Zukunftsmusik oder bald Realität: Kamera statt Spiegel?

Bisher haben sie noch Seltenheitswert und werden nur für Studienfahrzeuge oder Kleinserien verbaut. Doch wenn die Preise sinken und die Rechenleistung steigt, werden Kameras Spiegel im Fahrzeug zunehmend ersetzen. Das bedeutet zwar eine Umstellung für den Fahrer, doch die Sicht wird sich verbessern.

Wer heute in den i8 Mirrorless steigt (neuster Prototyp der BMW-Forschung), wird bei dem Versuch, beim Spurwechsel in die Außenspiegel zu blicken, vergeblich nach ihnen suchen. Eine hochauflösende Videokamera zeigt das gewünschte Bild auf einem digitalen Display oben am Rand der Windschutzscheibe. Ist der elektrisch betriebene i8 bisher nur Forschungsfahrzeug, werden Autofahrer sich nach der Fensterkurbel, dem Zündschlüssel, Kassetten-Radio und CD-Wechsler auch bald von dem vertrauten Spiegel verabschieden müssen. Virtuelle Spiegel sind durch Designstudien und Showcars schon seit längerem bekannt. Auf der Straße jedoch sind sie noch Ausnahmeerscheinung, wie beispielsweise im Sparmobil XL 1 von Volkswagen. Aus der Sicht von Steffen Köhl (Advanced Designer, Mercedes), dessen Entwickler sich mit derartigen Systemen in der Studie „Concept IAA“ beschäftigt haben, seien Ablesbarkeit und Auflösung ungenügend, die Umsetzung des Bildes zu langsam, die Komponenten zu teuer und die Schwierigkeiten in puncto Zulassung zu groß gewesen.

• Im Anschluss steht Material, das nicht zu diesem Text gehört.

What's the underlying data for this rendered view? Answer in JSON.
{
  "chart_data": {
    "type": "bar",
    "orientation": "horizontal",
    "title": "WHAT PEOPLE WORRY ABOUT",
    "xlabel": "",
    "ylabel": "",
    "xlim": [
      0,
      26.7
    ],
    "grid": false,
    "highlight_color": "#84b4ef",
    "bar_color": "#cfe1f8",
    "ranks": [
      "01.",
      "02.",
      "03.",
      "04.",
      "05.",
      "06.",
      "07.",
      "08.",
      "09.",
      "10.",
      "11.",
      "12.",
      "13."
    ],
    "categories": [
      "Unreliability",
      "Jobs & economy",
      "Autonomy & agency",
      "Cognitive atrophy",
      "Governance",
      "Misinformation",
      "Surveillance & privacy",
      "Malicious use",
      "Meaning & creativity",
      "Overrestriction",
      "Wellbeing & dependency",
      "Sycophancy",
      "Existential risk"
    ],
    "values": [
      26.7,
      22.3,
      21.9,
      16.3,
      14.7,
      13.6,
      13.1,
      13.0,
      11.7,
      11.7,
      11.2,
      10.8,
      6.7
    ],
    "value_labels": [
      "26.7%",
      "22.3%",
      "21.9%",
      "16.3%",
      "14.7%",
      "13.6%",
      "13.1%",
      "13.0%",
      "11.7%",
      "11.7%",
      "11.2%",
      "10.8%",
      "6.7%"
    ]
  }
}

Vorteile sehen die Entwickler des Zulieferers Continental (Hannover) vor allem für den Verbrauch. Die Kameras sind kleiner und lassen sich besser in die Karosserie integrieren. Dadurch sinken der Luftwiderstand und infolgedessen auch der Spritverbrauch. Da es weniger Verwirbelungen gibt, ließen auch die Windgeräusche nach, die Fahrt wird dadurch ruhiger.

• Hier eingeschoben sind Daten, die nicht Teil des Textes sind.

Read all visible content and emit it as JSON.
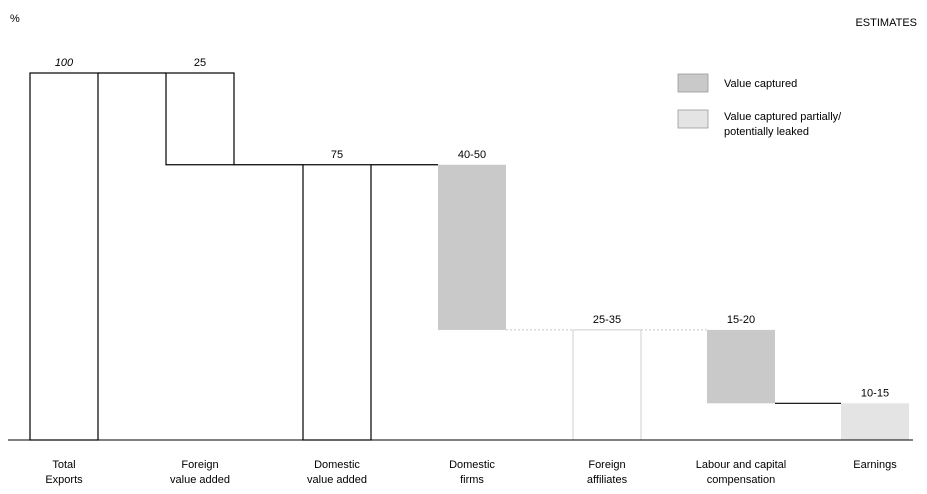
{
  "chart_data": {
    "type": "bar",
    "unit_label": "%",
    "note": "ESTIMATES",
    "ylim": [
      0,
      100
    ],
    "grid": false,
    "legend_position": "top-right",
    "colors": {
      "captured": "#c9c9c9",
      "partial": "#e4e4e4",
      "outline": "#000000"
    },
    "legend": [
      {
        "key": "captured",
        "label": "Value captured"
      },
      {
        "key": "partial",
        "label_lines": [
          "Value captured partially/",
          "potentially leaked"
        ]
      }
    ],
    "bars": [
      {
        "category_lines": [
          "Total",
          "Exports"
        ],
        "value_label": "100",
        "low": 0,
        "high": 100,
        "style": "outline"
      },
      {
        "category_lines": [
          "Foreign",
          "value added"
        ],
        "value_label": "25",
        "low": 75,
        "high": 100,
        "style": "outline"
      },
      {
        "category_lines": [
          "Domestic",
          "value added"
        ],
        "value_label": "75",
        "low": 0,
        "high": 75,
        "style": "outline"
      },
      {
        "category_lines": [
          "Domestic",
          "firms"
        ],
        "value_label": "40-50",
        "low": 30,
        "high": 75,
        "style": "captured"
      },
      {
        "category_lines": [
          "Foreign",
          "affiliates"
        ],
        "value_label": "25-35",
        "low": 0,
        "high": 30,
        "style": "outline-light"
      },
      {
        "category_lines": [
          "Labour and capital",
          "compensation"
        ],
        "value_label": "15-20",
        "low": 10,
        "high": 30,
        "style": "captured"
      },
      {
        "category_lines": [
          "Earnings"
        ],
        "value_label": "10-15",
        "low": 0,
        "high": 10,
        "style": "partial"
      }
    ]
  }
}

Elmar Frickenstein (Verantwortlicher Elektronik Entwicklung bei BMW) glaubt allerdings nicht, dass das alleine den Aufwand rechtfertigt. Aufgrund zunehmender Rechenleistung steigt zwar das Übertragungstempo bei sinkenden Kosten, und zudem werden in Auto zukünftig ohnehin mehr Kameras für andere Assistenzsysteme verbaut. Aber er gibt auch zu bedenken: „Doch wirklich sinnvoll ist der virtuelle Spiegel nur, wenn wir dem Fahrer zusätzliche Informationen und Funktionen bieten können", sagt der Entwickler.

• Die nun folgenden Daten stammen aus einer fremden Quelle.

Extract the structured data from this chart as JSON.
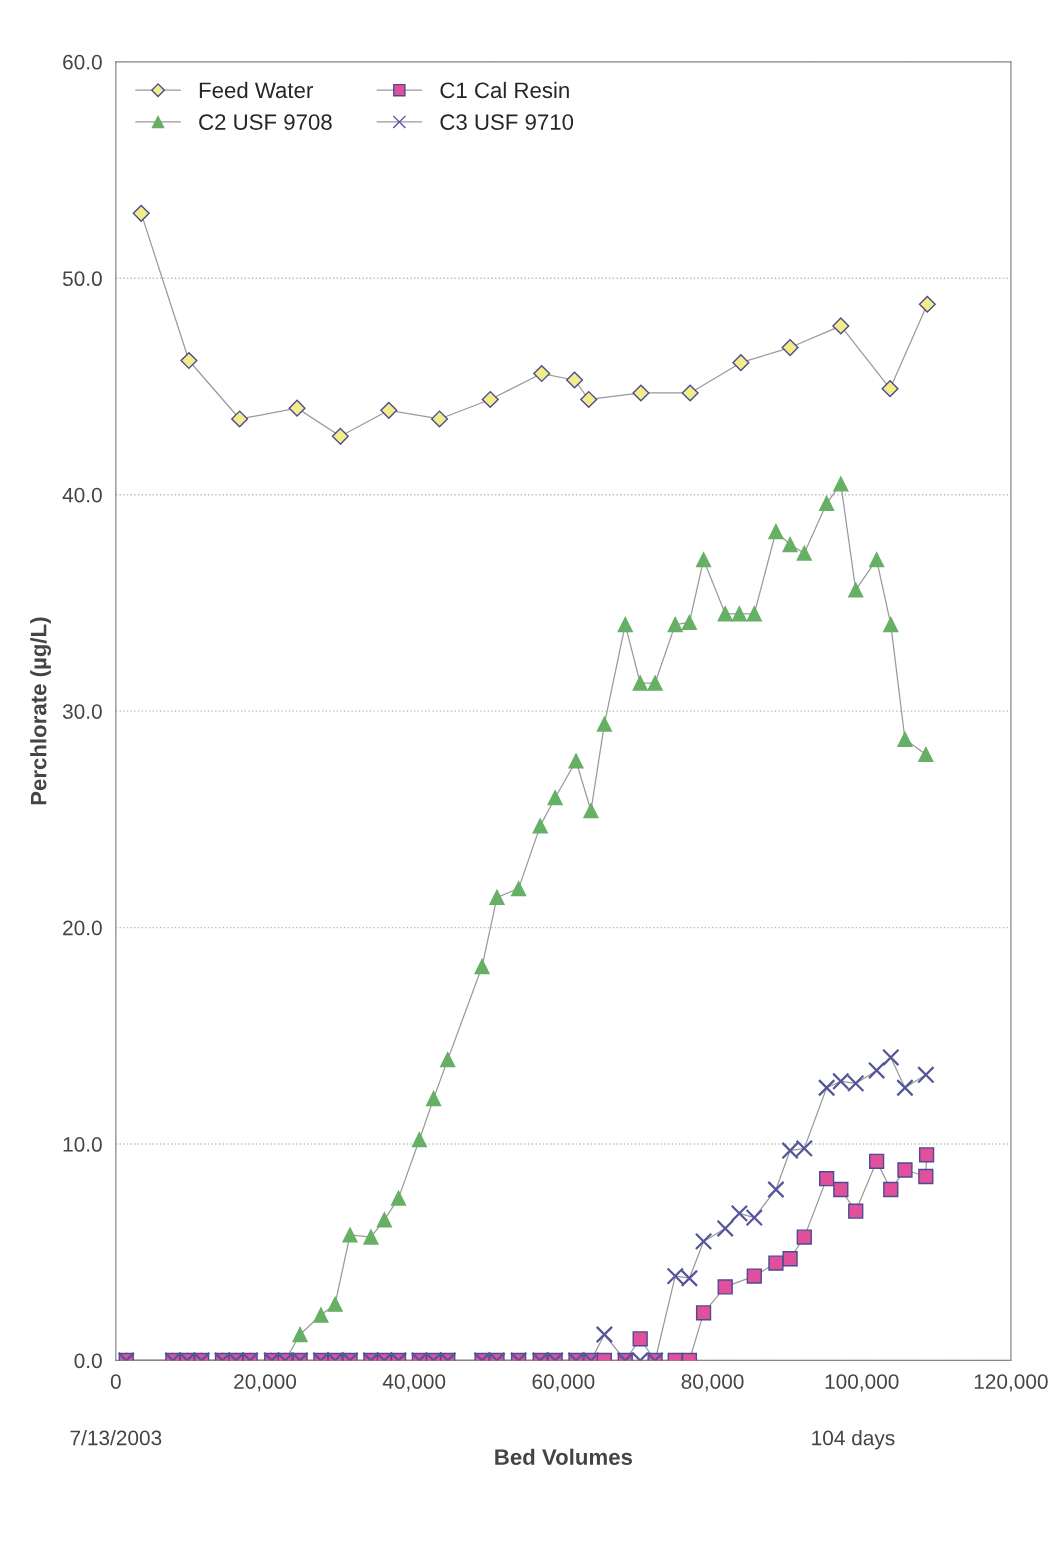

Diese Überlegungen hat seine Mannschaft dazu veranlasst, im Prototypen des i8 ein Assistenzsystem zu programmieren, das mittels größer werdendem Warndreieck beim Überholen auf Fahrzeuge im „toten Winkel“ aufmerksam macht. Zudem verändert sich der Blickwinkel des Spiegels entsprechend dem Lenkeinschlag. Frickenstein geht sogar noch weiter. Er könne sich durchaus auch Warnsysteme für Radfahrer oder Fußgänger wie auch das Integrieren von Navigationshinweisen oder Hilfslinien vorstellen, die das Rangieren erleichtern. „Je größer die Vernetzung mit anderen Assistenzsystemen wird, desto größer wird auch der Vorteil gegenüber dem konventionellen Spiegel", so der Experte.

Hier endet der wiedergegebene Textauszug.